The Nigerian government might just be showing signs of changing her stance concerning cryptocurrency in Nigeria after reports revealed last week that the government has considered developing her own digital currency.
Despite a boisterous population, the Nigerian government is quite known for its less favorable take on the digital currency industry and the incessant warnings from influencers from the Central Bank of Nigeria (CBN). While this could have driven potential investors in the cryptocurrency trade away, it has otherwise been the case, as the result of a study, earlier this year revealed. In a country with a practically hostile government against crypto policy, statistics from the data gotten from a Nigerian cryptocurrency platform, KureCoin Hub, showed that Nigerian investors have invested over $5 million over the past few years.
Blockchain Keeps Racking Up Admirers
Perhaps, the continual indulgence of Nigerian citizens has turned the heads of the government to finally consider the prospect of blockchain and crypto technology towards the development of the country. Kabir Katata, the Deputy Director of the Research Department (NDIC), revealed an exciting development in his discussion on ‘the evolution of virtual currency.’ Nigeria is after all interested in developing its own cryptocurrency, according to Katata, but the government is however carefully monitoring all adverse risks that could be associated with it. The NDIC, which Katata oversees, was similarly established by the government to protect funds deposited by concerned parties while checking and ensuring the firmness of Nigeria’s adopted system of banking.
The Nigerian banking system might have been around for years, but Katata revealed that the blockchain technology might be offering a significant edge over present incorporated systems: banks and government agencies are not ignoring this possibility as active research is being carried out to implement blockchain in respective possible fields.
Regulators Being Extra-Careful
Katata in his talk explained why the government and private sectors in Nigeria are not jumping on the crypto boat too easily. While he recommends that the underlying technology behind cryptocurrencies could be of significant impact across diverse fields, he observed that the relative newness of the technology could be making authorities cautious. He said:
“Digital currencies, though a new phenomenon, is gaining popularity across the globe and are associated with a lot of risks. That is why regulatory/supervisory authorities in many countries are seriously concerned about DCs.”
What this Means for Nigeria
From the aspect of cryptocurrencies, as of late, Nigeria has been generating quite favourable news.
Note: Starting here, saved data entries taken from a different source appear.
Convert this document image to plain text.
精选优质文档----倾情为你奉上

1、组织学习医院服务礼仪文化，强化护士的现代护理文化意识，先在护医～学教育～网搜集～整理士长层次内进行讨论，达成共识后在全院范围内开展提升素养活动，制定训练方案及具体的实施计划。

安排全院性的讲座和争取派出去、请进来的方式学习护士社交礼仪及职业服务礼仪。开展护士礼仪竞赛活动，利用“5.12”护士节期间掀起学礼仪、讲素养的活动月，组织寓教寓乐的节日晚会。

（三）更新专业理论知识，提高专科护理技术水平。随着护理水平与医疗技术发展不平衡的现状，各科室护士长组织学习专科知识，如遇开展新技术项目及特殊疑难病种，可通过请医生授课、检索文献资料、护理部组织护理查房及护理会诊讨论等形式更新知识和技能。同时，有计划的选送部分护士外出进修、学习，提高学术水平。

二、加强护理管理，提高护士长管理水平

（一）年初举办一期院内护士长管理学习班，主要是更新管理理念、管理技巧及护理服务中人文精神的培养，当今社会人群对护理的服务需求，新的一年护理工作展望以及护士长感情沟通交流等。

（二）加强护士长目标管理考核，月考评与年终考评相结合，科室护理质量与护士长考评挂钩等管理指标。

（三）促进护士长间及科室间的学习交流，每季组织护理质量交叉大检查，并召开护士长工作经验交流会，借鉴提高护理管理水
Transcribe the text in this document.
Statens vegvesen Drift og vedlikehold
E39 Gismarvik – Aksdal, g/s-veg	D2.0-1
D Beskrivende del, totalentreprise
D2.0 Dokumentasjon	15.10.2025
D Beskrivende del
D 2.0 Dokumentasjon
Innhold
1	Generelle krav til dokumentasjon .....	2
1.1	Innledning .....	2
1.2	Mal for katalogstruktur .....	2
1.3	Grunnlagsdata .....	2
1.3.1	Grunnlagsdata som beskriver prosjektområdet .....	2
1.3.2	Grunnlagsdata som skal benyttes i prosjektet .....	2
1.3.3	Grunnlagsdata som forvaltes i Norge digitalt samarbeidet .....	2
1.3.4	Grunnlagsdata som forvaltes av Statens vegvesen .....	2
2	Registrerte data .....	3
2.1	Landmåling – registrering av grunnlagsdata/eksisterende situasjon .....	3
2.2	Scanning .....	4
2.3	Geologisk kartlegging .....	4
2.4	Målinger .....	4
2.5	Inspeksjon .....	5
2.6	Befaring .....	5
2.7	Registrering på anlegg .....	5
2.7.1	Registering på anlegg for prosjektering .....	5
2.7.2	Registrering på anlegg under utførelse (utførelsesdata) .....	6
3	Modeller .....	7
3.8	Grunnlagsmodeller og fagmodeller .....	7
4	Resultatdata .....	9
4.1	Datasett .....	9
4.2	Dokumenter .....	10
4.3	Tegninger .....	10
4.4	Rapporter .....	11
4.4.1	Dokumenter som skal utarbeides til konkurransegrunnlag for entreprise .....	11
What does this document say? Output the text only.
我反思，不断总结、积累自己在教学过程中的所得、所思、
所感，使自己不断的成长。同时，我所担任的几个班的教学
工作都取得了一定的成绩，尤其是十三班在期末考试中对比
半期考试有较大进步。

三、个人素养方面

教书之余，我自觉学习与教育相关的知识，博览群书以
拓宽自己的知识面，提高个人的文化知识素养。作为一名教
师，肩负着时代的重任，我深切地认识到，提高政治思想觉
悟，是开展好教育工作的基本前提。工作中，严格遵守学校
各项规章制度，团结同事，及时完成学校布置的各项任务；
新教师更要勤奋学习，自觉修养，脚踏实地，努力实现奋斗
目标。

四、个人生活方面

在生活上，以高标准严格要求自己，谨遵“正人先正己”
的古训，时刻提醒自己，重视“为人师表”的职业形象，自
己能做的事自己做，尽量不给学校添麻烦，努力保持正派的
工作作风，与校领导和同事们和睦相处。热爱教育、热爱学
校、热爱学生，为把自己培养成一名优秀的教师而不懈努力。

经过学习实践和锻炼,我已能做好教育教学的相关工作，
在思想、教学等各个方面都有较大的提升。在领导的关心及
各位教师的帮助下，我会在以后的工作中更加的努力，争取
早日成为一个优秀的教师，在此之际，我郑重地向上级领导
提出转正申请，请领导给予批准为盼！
Just last week, Atiku Abubakar, the biggest opposition to the incumbent president, Muhammed Buhari— prior to 2019 general election— revealed grand plans to regulate cryptocurrencies in Nigeria once he assumes office. Publishing a policy document, the former vice president unveiled his vision concerning technological development in the country and the importance of blockchain in all of it.
This could only mean one thing: Nigeria is finally taking a step in the right direction as regards digital currency.